In response to 9/11 and the Iraq war and concerned with the effects of our nation’s dependency on foreign oil, my husband and I bought a clear cut piece of land in Brooks, Maine, and hand built an in-ground, stone house that is off-the-grid and heated solely with wood. It is where we now reside.
After we built the house, I returned to my studio in search of my own ecological self. I was convinced that there must be a place within us that remembers it is nature and accessing this self might help us heal our divide with nature, a divide that is having devastating consequences.
As part of this process, I would spend the morning mediating on nature based symbols while I painted circles. The circles became my obsession and I wouldn’t be able to sculpt until I had made at least one a day. I would look at real things that I painted from: calendula flowers, sunflowers, stars, berries, galaxies, cells, suns, moons, eclipses, eyes, crater lakes, more flowers, the white hole in time, baskets, yellowed eyed peas…. and on and on. I created the circles with gouache and some are retouched with ink.

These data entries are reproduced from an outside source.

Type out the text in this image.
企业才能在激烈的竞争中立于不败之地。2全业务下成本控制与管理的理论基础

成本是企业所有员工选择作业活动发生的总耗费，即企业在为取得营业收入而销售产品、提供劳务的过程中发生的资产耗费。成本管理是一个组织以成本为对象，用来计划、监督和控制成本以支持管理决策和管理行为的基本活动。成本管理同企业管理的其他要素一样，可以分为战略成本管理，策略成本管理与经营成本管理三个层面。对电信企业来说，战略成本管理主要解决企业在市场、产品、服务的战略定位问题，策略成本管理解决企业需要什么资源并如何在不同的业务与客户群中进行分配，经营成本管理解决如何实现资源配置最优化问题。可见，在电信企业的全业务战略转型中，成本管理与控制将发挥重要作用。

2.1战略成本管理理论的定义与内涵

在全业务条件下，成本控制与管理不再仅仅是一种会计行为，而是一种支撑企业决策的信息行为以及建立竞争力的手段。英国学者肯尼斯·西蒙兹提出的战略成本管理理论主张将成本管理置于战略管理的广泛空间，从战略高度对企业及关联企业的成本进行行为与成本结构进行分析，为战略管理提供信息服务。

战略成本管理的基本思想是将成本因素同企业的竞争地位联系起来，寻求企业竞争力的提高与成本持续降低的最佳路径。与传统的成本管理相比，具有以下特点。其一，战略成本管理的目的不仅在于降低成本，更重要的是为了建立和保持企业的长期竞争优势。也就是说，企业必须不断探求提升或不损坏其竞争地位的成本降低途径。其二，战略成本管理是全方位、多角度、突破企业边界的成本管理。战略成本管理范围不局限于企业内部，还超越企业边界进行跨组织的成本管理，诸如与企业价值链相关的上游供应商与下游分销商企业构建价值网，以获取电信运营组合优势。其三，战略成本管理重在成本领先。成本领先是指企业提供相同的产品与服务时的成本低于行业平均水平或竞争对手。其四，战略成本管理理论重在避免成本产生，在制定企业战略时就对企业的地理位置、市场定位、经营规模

During my circle obsession, I researched other circle artists and cultures that use the circle in their religious practices. I found this quote from a book on Carl Jung about mandalas (sacred circles): “A Tibetan Abbot once told Jung that the most impressive
mandalas in Tibet are built up by imagination…when the psychological balance of the group is disturbed or when a particular thought cannot be rendered because it is not yet contained in the sacred doctrine and must therefore be searched for. In these remarks, two equally important basic aspects of the mandala symbolism emerge: 1. The Manda la serves a conservative purpose – namely, to restore a previously existing order. And 2. It also serves the creative purpose of giving expression and form to something that does not yet exist, something new and unique.”
I found myself in both situations as I would work: trying to return to a place of peace and balance while also trying to give expression and form to a new self that knows itself as nature.